Me: I just took my contacts out.
[Cops have a warrant for my arrest]
Cops: you’re coming with us!
*Plays the Benny Hill theme on my phone & runs away*
Foot chase ensues.
My daughter dries dishes like she is a rich lady in the witness protection program trying to integrate into a small midwestern town.
If alcohol kills millions of brain cells, how come it never killed the ones that made me want to drink?
*kid finds Easter Basket
Noodles, sauce, cheese, meat, what’s going on dad?
“What else you get?!”
A lasagna recipe..
“Great make dinner”
my girl’s so sweet she always texts me Disney lyrics when she’s away with our mates like “you’ve got a friend in me”
What level of dating is it when he asks ‘what’s your sign’ and you give him 2 finger guns and a pew, pew?
I’m not saying my doctor is young, but he just texted me “2mer is B-9, woot!”
I’m not saying my son’s basketball team is really bad. I’m typing it.
A forest fire is the world’s way of adding black trees to the forest community.
When I was in 2nd grade, a girl in my class had a large pack of crayons. I wanted it. She asked if I would trade her my soul for the crayons. I said yes.
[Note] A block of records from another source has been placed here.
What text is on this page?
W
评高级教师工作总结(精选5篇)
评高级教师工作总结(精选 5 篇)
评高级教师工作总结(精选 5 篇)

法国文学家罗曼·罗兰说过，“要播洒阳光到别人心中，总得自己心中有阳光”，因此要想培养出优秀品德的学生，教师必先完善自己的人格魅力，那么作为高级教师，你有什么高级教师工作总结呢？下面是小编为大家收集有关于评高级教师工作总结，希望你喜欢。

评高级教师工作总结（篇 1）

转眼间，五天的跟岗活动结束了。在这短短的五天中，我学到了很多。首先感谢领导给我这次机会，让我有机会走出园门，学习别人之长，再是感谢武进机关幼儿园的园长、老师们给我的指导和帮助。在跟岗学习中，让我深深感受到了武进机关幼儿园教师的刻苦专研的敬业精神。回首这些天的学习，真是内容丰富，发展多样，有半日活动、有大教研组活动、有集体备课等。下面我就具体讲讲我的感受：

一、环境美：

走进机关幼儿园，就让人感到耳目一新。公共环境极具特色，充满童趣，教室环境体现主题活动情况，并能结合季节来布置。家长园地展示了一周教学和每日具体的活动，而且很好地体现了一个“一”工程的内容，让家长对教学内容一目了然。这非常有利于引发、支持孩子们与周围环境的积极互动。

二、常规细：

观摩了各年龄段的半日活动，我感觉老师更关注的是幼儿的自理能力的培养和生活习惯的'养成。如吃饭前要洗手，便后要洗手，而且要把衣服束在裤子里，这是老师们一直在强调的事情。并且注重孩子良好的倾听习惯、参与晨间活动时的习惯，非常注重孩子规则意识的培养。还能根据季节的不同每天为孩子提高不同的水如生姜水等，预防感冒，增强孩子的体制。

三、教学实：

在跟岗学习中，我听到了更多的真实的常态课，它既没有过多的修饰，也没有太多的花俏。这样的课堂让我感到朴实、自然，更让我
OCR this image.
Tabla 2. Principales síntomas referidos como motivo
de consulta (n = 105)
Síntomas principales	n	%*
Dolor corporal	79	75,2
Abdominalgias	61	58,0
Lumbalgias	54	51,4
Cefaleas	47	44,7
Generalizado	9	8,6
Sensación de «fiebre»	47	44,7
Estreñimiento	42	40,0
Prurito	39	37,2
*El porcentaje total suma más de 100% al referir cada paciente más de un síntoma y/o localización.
But my mom made me trade her back so I could keep my soul & said if I traded my soul away again, I was grounded.
BOSS: We need to look in the mirror and see where we can improve.
ME: *to Gary, who I suspect is a vampire* Go ahead, Gary. You first.
HER: what’s with all the finger pointing
ME [sharpening my other pinky]: tradition
WIFE: wtf did u spend $13,000 on at walmart?
ME: [brushing my zebra] he just walked by the scanner and i couldn’t put him back
Gemini: You may find yourself wondering if you’re dreaming or not. A simple test is to punch a cop in the face.
ME: [in front of mirror] Bloody Mary Bloody Mary Bloody Mary
*Bloody Mary appears*
ME: I’m moving today and need your help
BLOODY MARY: Shit
[Job interview]
“Under “skills” you have odd compliments.”
“You look like you’d have soft bones.
“Thank you?”
*starts the “Fight Fight Fight” chant in the background of the conference call as two people argue*
Can’t. Too busy being force-fed teething crackers by my 1yo daughter.